Pro-Life or Pro-Me?

Steve Chapman has an excellent column today about politicians conveniently changing positions on abortion when it fits their needs. He focuses first on Massachusetts Governor Mitt Romney, who was strongly pro-choice as recently as 1994, when he ran for Senate against Ted Kennedy. His position on life issues, and actions as governor, became more conservative just about the time he began attempting to court conservative GOP primary voters. Coincidence? You decide. Romney is in good company:

It's a little unfair to single out the Massachusetts governor, since he is not the first presidential candidate to outgrow a youthful set of abortion beliefs. Ronald Reagan signed a liberal abortion law in California before reversing himself. George H.W. Bush, once a supporter of abortion rights, took the opposite position as Reagan's running mate in 1980. The current president had a liberal position when he ran for Congress in 1978.
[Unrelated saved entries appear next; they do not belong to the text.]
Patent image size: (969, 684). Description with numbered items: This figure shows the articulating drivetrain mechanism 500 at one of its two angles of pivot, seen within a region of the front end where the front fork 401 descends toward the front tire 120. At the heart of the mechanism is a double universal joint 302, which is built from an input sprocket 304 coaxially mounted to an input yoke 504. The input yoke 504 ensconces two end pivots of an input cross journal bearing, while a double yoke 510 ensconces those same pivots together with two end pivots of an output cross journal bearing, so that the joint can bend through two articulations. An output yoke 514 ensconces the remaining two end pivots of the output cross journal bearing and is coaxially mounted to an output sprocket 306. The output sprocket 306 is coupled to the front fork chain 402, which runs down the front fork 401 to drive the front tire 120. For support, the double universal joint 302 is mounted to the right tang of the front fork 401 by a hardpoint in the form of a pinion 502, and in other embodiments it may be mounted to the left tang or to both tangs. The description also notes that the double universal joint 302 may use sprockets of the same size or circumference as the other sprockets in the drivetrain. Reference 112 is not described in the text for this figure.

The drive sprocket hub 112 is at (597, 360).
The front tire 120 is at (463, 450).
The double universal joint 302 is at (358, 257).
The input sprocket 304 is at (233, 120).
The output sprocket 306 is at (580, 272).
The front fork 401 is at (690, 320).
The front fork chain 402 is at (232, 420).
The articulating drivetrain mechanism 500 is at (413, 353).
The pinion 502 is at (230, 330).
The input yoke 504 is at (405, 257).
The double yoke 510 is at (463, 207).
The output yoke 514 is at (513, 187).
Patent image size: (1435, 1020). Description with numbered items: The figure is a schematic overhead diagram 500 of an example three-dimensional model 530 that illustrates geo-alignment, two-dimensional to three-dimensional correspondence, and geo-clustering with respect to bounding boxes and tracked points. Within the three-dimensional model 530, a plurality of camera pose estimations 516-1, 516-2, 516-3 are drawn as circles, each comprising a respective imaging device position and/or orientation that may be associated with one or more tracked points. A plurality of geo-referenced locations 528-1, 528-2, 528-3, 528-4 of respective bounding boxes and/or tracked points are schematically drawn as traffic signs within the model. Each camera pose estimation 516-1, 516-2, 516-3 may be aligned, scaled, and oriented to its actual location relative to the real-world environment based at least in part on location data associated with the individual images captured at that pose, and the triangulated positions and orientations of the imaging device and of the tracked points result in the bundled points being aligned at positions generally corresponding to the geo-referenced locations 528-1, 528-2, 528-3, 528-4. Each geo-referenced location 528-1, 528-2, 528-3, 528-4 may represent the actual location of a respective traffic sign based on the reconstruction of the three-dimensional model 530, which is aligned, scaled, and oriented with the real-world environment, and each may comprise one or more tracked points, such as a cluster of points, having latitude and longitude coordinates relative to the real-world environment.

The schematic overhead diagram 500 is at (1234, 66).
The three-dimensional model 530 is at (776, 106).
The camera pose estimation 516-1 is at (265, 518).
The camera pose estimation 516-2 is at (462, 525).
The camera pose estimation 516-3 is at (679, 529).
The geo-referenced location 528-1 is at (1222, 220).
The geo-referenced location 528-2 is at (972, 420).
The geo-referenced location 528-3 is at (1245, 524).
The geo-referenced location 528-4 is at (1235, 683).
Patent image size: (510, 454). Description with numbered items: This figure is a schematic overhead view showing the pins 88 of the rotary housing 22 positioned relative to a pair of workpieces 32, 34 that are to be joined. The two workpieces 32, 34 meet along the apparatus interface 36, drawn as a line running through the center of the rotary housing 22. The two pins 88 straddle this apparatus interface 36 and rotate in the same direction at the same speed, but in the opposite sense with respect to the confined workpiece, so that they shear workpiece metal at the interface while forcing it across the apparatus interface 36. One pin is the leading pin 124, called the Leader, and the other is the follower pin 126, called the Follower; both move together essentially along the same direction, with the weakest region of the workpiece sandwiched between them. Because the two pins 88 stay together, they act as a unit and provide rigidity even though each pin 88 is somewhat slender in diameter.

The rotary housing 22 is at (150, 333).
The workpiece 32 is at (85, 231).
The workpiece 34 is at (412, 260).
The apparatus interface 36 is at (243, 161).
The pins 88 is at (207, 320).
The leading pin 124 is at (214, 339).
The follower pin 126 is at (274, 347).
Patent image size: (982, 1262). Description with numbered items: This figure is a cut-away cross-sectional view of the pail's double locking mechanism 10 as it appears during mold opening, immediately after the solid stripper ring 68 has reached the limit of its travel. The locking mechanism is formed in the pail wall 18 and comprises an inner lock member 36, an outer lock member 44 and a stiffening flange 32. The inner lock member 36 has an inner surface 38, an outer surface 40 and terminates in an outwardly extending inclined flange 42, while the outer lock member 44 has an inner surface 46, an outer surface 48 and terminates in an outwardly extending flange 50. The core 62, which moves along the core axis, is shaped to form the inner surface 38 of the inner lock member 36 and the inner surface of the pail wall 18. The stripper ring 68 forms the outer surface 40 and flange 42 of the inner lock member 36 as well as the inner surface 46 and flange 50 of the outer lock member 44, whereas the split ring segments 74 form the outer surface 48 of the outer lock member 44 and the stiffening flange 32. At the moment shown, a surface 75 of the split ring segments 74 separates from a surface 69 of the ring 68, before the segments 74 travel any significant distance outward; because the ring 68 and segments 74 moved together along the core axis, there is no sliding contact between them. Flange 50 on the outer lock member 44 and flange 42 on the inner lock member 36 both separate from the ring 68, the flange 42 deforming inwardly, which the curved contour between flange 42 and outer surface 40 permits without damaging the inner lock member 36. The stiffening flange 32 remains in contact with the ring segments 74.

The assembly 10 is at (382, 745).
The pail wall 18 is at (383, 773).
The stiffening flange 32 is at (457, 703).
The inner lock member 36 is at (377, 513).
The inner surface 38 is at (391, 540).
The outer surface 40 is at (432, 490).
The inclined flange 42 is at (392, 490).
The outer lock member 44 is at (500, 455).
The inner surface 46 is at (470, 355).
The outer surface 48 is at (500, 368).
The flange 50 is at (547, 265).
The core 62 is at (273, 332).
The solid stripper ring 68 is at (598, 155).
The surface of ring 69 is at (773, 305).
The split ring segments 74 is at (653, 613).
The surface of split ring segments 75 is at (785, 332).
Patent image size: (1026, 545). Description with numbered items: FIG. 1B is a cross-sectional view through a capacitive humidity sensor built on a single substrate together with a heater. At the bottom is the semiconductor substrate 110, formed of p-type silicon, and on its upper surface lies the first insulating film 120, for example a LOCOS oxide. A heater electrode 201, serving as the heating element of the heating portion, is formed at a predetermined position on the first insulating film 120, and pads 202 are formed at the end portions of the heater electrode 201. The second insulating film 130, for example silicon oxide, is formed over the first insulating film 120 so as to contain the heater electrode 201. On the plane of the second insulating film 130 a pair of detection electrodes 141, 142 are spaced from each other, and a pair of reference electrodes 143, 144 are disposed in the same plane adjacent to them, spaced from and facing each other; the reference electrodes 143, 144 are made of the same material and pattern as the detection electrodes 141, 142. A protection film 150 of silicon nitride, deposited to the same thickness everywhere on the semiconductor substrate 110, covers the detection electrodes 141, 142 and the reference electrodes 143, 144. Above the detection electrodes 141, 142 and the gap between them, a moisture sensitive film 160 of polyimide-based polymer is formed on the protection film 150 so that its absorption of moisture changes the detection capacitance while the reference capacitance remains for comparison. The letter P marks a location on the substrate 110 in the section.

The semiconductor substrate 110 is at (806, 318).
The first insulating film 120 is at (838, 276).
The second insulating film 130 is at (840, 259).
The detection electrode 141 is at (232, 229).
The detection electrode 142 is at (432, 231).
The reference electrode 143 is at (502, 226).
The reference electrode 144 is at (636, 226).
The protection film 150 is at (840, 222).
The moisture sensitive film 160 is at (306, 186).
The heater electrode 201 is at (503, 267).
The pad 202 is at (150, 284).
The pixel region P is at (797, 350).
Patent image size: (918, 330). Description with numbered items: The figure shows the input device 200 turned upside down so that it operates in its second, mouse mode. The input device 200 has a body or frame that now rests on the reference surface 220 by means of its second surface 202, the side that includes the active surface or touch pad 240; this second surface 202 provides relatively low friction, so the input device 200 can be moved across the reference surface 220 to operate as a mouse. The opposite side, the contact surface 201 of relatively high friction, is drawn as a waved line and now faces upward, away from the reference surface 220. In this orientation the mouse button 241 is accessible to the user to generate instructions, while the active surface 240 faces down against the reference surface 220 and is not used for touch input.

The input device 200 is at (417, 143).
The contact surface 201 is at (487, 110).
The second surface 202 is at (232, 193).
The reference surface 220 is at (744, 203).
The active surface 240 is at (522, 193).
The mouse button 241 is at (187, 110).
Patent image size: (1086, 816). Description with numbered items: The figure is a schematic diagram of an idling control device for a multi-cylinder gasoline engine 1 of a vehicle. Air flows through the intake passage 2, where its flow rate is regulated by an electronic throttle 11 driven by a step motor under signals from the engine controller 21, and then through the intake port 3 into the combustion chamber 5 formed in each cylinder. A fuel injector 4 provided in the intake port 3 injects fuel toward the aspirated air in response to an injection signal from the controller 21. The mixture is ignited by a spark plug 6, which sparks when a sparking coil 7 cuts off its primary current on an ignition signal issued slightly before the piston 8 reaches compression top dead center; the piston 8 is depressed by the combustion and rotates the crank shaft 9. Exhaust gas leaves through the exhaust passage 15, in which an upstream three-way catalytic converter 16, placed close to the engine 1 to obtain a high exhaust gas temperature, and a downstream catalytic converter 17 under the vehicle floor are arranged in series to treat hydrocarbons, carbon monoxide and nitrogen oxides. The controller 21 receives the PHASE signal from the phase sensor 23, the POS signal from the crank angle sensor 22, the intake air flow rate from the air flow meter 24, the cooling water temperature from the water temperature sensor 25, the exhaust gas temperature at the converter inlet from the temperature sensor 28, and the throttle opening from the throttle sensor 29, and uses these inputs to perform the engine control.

But Democrats have proven equally open-minded. Jesse Jackson, who once denounced legal abortion as "a policy of killing infants," morphed when he ran for president in 1984. Al Gore, who once voted for a measure stipulating that life begins at conception, made an about-face before becoming Bill Clinton's running mate in 1992. As governor of Arkansas, Clinton said, "I am opposed to abortion and to government funding of abortion." As president, not so much.

You will notice the common element: Each of these shifts, however morally sincere, perfectly fit the political needs of the candidate in question at that point in his career.

Does that make you feel you can't trust politicians on this subject? It shouldn't. The record shows clearly that you can trust almost any politician to champion the abortion policy that serves his or her immediate interests, and to sincerely place his own political prospects above anything else.